Kings' Anze Kopitar controls the puck against Jonathan Toews during Game 1. The two stars will be...

Kings' Anze Kopitar controls the puck against Jonathan Toews during Game 1. The two stars will be back at each other tonight. (AFP)

ROBERT TYCHKOWSKI, QMI Agency

, Last Updated: 10:28 PM ET

CHICAGO - High octane offence is great in the regular season, it sells tickets and brings people out of their seats, but playing both ends of the ice is what gets it done in the playoffs.

So it’s no coincidence that a battle between the two best teams in the NHL features a battle between the two most complete players in the game.

Jonathan Toews and Anze Kopitar can deliver the thrills when they need to, but goals and assists are only a fraction of what makes them so valuable to the Chicago Blackhawks and Los Angeles Kings.

And their head-to-head match-up in the Western Conference final, that resumes with Game 2 on Wednesday, is going to be an epic game-within-the-game that might just decide the series.

“The best way to explain Kopi is he’s just a complete hockey player,” said Kings captain Dustin Brown. “If the best play is to shoot, he’s generally shooting. If the best play is to pass he’s passing.

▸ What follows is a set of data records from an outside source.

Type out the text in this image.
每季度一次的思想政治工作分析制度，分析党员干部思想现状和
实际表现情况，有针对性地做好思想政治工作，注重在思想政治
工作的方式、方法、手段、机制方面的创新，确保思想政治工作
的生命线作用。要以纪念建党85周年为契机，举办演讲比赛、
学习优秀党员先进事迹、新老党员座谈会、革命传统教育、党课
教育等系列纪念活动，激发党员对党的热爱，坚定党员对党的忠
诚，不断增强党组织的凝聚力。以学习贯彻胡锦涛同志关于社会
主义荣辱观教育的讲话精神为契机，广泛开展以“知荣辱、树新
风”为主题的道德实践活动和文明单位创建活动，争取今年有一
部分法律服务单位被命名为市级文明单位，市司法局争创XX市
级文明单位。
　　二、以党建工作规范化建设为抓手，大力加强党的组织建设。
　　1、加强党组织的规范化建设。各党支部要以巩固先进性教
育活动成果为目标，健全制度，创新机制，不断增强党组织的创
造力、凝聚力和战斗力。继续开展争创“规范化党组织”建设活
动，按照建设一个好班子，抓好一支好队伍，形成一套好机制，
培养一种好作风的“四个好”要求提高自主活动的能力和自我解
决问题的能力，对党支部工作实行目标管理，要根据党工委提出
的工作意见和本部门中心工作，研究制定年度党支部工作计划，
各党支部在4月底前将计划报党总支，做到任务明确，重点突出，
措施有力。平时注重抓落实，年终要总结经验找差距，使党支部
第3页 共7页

“And there are things he does that you just can’t teach. All those top players, there’s a reason they’re top players. They do things you can’t teach.”

Toews is one of those top players Brown is talking about and still admits Kopitar is a serious handful.

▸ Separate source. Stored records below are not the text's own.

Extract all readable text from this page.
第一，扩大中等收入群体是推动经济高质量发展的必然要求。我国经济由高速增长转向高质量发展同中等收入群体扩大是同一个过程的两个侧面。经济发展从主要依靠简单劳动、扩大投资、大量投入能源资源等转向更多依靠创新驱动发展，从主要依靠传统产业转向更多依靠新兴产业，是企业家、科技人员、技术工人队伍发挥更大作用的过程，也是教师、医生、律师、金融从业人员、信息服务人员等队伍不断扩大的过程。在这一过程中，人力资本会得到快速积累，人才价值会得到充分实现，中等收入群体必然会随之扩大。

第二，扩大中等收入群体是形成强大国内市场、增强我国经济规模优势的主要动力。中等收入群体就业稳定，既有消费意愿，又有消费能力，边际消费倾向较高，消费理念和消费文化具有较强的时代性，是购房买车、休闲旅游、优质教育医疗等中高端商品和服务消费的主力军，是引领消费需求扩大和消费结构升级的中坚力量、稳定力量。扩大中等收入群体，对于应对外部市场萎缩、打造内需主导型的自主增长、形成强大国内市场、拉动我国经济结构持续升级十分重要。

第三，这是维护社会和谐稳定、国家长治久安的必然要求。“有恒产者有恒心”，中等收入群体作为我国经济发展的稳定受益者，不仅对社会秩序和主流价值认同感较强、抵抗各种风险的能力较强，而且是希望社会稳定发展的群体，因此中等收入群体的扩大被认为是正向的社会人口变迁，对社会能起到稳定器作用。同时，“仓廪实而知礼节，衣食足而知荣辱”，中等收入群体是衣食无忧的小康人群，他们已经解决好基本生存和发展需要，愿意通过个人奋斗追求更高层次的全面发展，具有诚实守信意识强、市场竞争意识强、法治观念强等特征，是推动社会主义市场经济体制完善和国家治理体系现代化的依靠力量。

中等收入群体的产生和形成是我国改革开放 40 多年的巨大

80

“He’s not easy to play against,” said the two-time Cup champion, who held Kopitar pointless in Game 1. “He’s good on draws, he’s tough to defend, he’s big and strong and protects the puck well and he’s got good vision.

“He knows where to find his linemates, even if he’s got his back to the play. The best way to really play defence against him is to try and keep him in his own zone, but easier said than done.”

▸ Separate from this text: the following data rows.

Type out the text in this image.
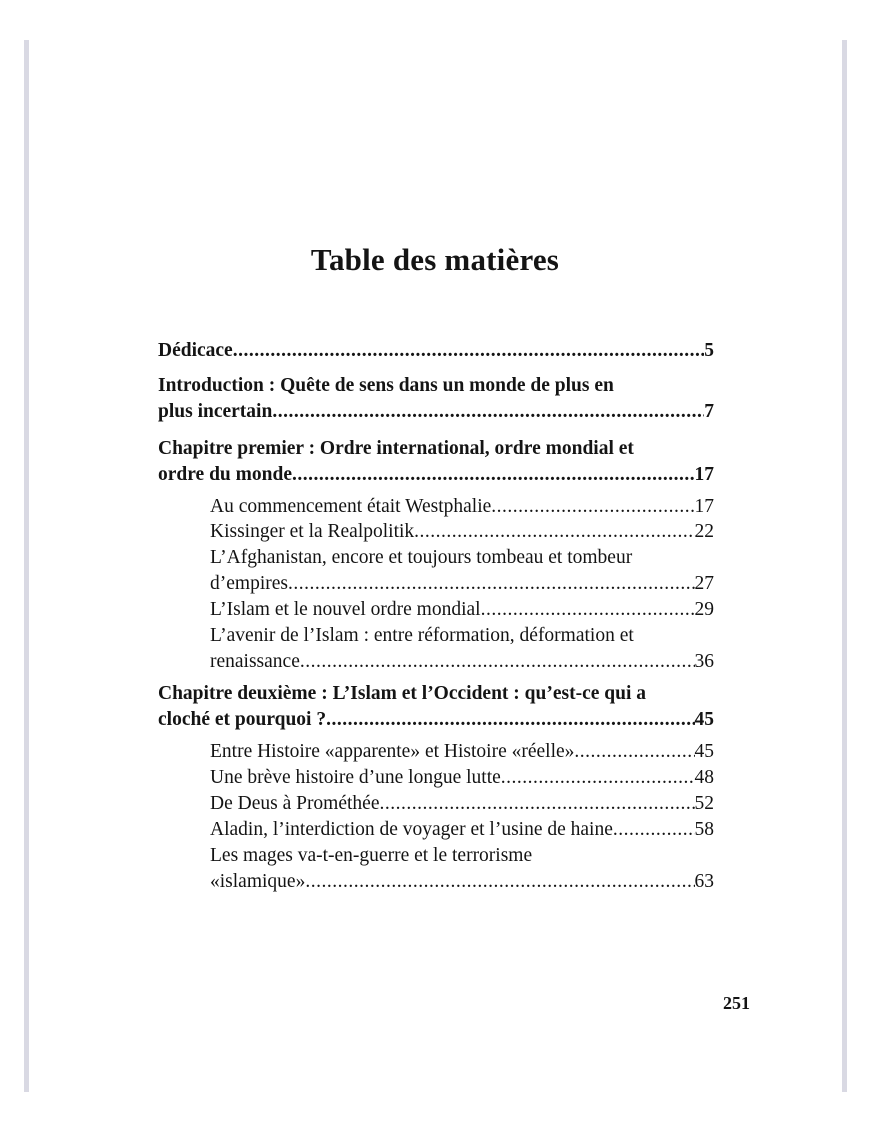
Table des matières
Dédicace .....	5
Introduction : Quête de sens dans un monde de plus en
plus incertain .....	7
Chapitre premier : Ordre international, ordre mondial et
ordre du monde .....	17
Au commencement était Westphalie .....	17
Kissinger et la Realpolitik .....	22
L’Afghanistan, encore et toujours tombeau et tombeur
d’empires .....	27
L’Islam et le nouvel ordre mondial .....	29
L’avenir de l’Islam : entre réformation, déformation et
renaissance .....	36
Chapitre deuxième : L’Islam et l’Occident : qu’est-ce qui a
cloché et pourquoi ? .....	45
Entre Histoire «apparente» et Histoire «réelle» .....	45
Une brève histoire d’une longue lutte .....	48
De Deus à Prométhée .....	52
Aladin, l’interdiction de voyager et l’usine de haine .....	58
Les mages va-t-en-guerre et le terrorisme
«islamique» .....	63
251
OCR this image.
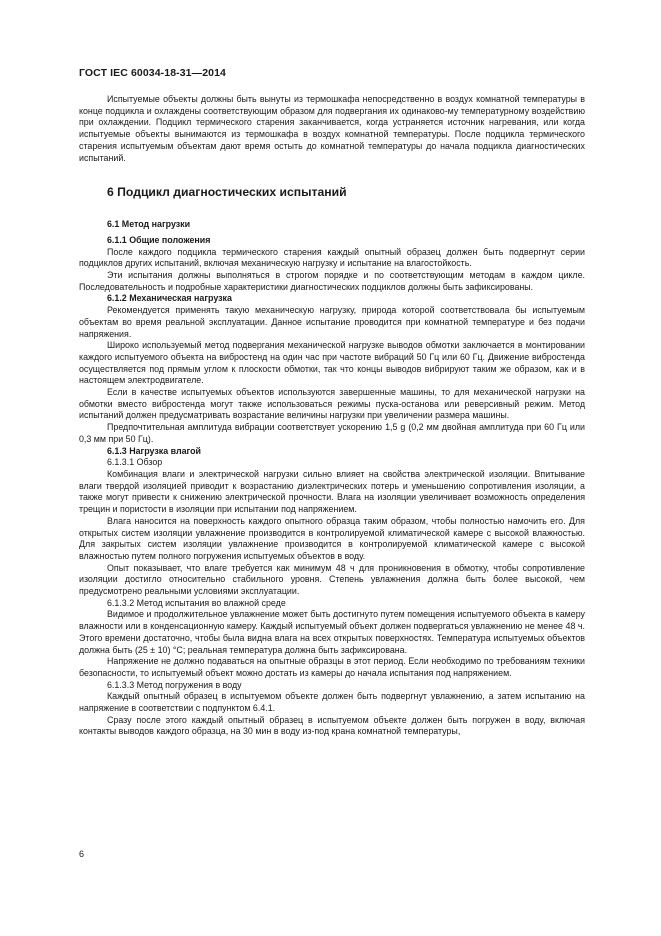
ГОСТ IEC 60034-18-31—2014

Испытуемые объекты должны быть вынуты из термошкафа непосредственно в воздух комнатной температуры в конце подцикла и охлаждены соответствующим образом для подвергания их одинаково-му температурному воздействию при охлаждении. Подцикл термического старения заканчивается, когда устраняется источник нагревания, или когда испытуемые объекты вынимаются из термошкафа в воздух комнатной температуры. После подцикла термического старения испытуемым объектам дают время остыть до комнатной температуры до начала подцикла диагностических испытаний.

6 Подцикл диагностических испытаний
6.1 Метод нагрузки
6.1.1 Общие положения

После каждого подцикла термического старения каждый опытный образец должен быть подвергнут серии подциклов других испытаний, включая механическую нагрузку и испытание на влагостойкость.

Эти испытания должны выполняться в строгом порядке и по соответствующим методам в каждом цикле. Последовательность и подробные характеристики диагностических подциклов должны быть зафиксированы.

6.1.2 Механическая нагрузка

Рекомендуется применять такую механическую нагрузку, природа которой соответствовала бы испытуемым объектам во время реальной эксплуатации. Данное испытание проводится при комнатной температуре и без подачи напряжения.

Широко используемый метод подвергания механической нагрузке выводов обмотки заключается в монтировании каждого испытуемого объекта на вибростенд на один час при частоте вибраций 50 Гц или 60 Гц. Движение вибростенда осуществляется под прямым углом к плоскости обмотки, так что концы выводов вибрируют таким же образом, как и в настоящем электродвигателе.

Если в качестве испытуемых объектов используются завершенные машины, то для механической нагрузки на обмотки вместо вибростенда могут также использоваться режимы пуска-останова или реверсивный режим. Метод испытаний должен предусматривать возрастание величины нагрузки при увеличении размера машины.

Предпочтительная амплитуда вибрации соответствует ускорению 1,5 g (0,2 мм двойная амплитуда при 60 Гц или 0,3 мм при 50 Гц).

6.1.3 Нагрузка влагой
6.1.3.1 Обзор

Комбинация влаги и электрической нагрузки сильно влияет на свойства электрической изоляции. Впитывание влаги твердой изоляцией приводит к возрастанию диэлектрических потерь и уменьшению сопротивления изоляции, а также могут привести к снижению электрической прочности. Влага на изоляции увеличивает возможность определения трещин и пористости в изоляции при испытании под напряжением.

Влага наносится на поверхность каждого опытного образца таким образом, чтобы полностью намочить его. Для открытых систем изоляции увлажнение производится в контролируемой климатической камере с высокой влажностью. Для закрытых систем изоляции увлажнение производится в контролируемой климатической камере с высокой влажностью путем полного погружения испытуемых объектов в воду.

Опыт показывает, что влаге требуется как минимум 48 ч для проникновения в обмотку, чтобы сопротивление изоляции достигло относительно стабильного уровня. Степень увлажнения должна быть более высокой, чем предусмотрено реальными условиями эксплуатации.

6.1.3.2 Метод испытания во влажной среде

Видимое и продолжительное увлажнение может быть достигнуто путем помещения испытуемого объекта в камеру влажности или в конденсационную камеру. Каждый испытуемый объект должен подвергаться увлажнению не менее 48 ч. Этого времени достаточно, чтобы была видна влага на всех открытых поверхностях. Температура испытуемых объектов должна быть (25 ± 10) °С; реальная температура должна быть зафиксирована.

Напряжение не должно подаваться на опытные образцы в этот период. Если необходимо по требованиям техники безопасности, то испытуемый объект можно достать из камеры до начала испытания под напряжением.

6.1.3.3 Метод погружения в воду

Каждый опытный образец в испытуемом объекте должен быть подвергнут увлажнению, а затем испытанию на напряжение в соответствии с подпунктом 6.4.1.

Сразу после этого каждый опытный образец в испытуемом объекте должен быть погружен в воду, включая контакты выводов каждого образца, на 30 мин в воду из-под крана комнатной температуры,

6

Asked if he enjoys the challenge, Toews simply shrugged and said: “Someone’s got to do it.”

And if you’re Chicago, Captain Serious is the guy you want in charge of the job.

Jonathan Toews,” said Los Angeles coach Darryl Sutter. “He is the best two‑way player in the National Hockey League.”

Nobody knows this more than the team he helped eliminate in last year’s conference final.

“Offensively he’s obviously a really good player,” added Kings defence man Drew Doughty. “And I think he has more heart than a lot of players and that’s what separates him. Skill wise he’s got it all.

“Kopi has to win that battle if we want to win the series. There are so many other battles, entire team, goalie vs. goalie, but obviously we have to pay special attention to Toews, he’s their leader, probably their best player. We need Kopi’s line to outplay that line.”

But if anyone is up for staring down Toews at both ends of the ice, Doughty says it’s Kopitar.

“He’s one of the top five defensive centres in the league,” said Doughty. “Kopi does it all for us. When we need to win a series and we need to win big games he’s one of the guys we look upon to do it.”

Maybe that’s why more Selke nominees have appeared in the final four over the last decade than Hart Trophy nominees.


“They play the full 200-foot game, every situation,” said Kings centre Jarret Stoll. “They’re on penalty kill, they’re blocking shots. The Hart Trophy guys are usually in the top five in scoring, that’s great, it helps win games, too, but putting the whole package together helps the overall team game and the overall team game is what wins in the playoffs.”

It takes a willingness to be that kind of player, though.

“A lot of guys don’t want to come back and play below the goal line and battle and make plays and take hits,” said Stoll. “And then have to drive the net at the other end and make plays on that side of the puck, too.”

Toews does it for one simple reason: “It just came from being a competitive player and just wanting to win games at whatever cost.”

GET OUT, KINGS!

With a major shortage of hotel rooms in Chicago this week, the Kings actually had to check out of their original digs and split into two separate locations after Game 1 — players in one, suits and trainers in the other.

It’s not the first time they’ve been rousted by a convention. Last year a Star Trek gathering had them packing up and moving in mid-series, too.

“That was in my age group,” grinned head coach Darryl Sutter, one of the few people in his dressing room who remembers the original series. “A lot of our players didn’t know who all those guys walking around in blue-and-gold tights were.

“That’s what happens in the playoffs. You don’t know your schedule, especially with the city being so busy and conventions going on. We talked about it before we got here; we knew we were changing hotels.

“We’re not a team that’s bothered by it.”